Totally. He even did a pod with Saifedean. Then another with Vallis, Breedlove, and Gigi. Sometimes I think he doesn’t want the solution, he just wants to complain, which is far more monetizeable. I like his interpersonal and personal development stuff, but on bigger picture topics, I can’t take someone seriously unless they’re radically against central banking and also loudly pro Bitcoin. Otherwise they have critical gaps missing from their models.
Discussion
Completely agree. A lot of movements or corporations set up for the advancement of solutions to real problems, as well as the people in them, end up turning into an institution predicated on complaining about the problem and usurping sympathy, and profiting only from that rather than from results.
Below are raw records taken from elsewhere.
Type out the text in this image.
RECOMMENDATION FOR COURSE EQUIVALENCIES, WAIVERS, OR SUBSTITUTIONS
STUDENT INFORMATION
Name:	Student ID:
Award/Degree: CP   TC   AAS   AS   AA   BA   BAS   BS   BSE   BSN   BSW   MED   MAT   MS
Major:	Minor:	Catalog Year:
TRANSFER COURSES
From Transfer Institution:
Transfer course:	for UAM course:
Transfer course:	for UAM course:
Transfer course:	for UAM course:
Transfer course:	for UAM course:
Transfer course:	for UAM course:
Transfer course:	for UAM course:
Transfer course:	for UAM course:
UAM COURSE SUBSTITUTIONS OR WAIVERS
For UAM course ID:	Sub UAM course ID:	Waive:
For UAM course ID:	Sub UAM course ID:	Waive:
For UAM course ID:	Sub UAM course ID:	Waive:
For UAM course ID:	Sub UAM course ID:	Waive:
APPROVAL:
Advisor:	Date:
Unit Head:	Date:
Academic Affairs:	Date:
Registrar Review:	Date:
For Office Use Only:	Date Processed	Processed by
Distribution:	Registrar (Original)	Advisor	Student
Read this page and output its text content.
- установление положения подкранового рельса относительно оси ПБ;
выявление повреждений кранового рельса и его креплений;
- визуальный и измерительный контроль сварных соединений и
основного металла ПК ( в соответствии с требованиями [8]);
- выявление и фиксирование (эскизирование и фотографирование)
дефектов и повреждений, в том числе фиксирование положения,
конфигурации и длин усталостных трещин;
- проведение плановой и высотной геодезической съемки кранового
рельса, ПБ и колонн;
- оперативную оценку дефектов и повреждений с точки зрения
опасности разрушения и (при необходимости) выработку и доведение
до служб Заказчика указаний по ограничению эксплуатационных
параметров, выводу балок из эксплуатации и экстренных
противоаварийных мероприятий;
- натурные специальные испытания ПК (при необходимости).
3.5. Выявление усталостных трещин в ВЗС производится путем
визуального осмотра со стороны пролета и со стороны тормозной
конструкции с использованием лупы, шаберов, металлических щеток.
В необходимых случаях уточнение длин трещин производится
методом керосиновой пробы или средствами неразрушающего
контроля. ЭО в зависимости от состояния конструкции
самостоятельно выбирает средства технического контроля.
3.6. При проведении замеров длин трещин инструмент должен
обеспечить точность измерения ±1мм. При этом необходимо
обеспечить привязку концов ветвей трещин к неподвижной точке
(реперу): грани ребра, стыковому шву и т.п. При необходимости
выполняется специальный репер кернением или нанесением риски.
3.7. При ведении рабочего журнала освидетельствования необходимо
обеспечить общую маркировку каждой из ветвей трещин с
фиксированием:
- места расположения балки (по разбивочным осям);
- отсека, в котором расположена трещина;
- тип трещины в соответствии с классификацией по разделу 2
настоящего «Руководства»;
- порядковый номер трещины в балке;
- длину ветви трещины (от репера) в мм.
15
Charities, revolutionary movements, and libertarian leaning political parties often follow this arc.
Many grassroots intellectual figures who start with some great insight that has great results, like that personal development stuff, end up in a state of arrested development and uselessness, except as a Schelling point for further intellectual discussion and the marketplace of ideas. Whether and to what degree their followers or casual listeners progress beyond them becomes the primary determinant of progress. Not all intellectuals follow such an arc into stagnation or, worse, derangement, but it is very common due to the way most people are not willing to put an idea to the test before believing it.
So basically, you gotta be really disciplined in your intellectual models and, ideally, really, radically open to criticism. Being a Bitcoiner against central banks is a pretty good sign of that!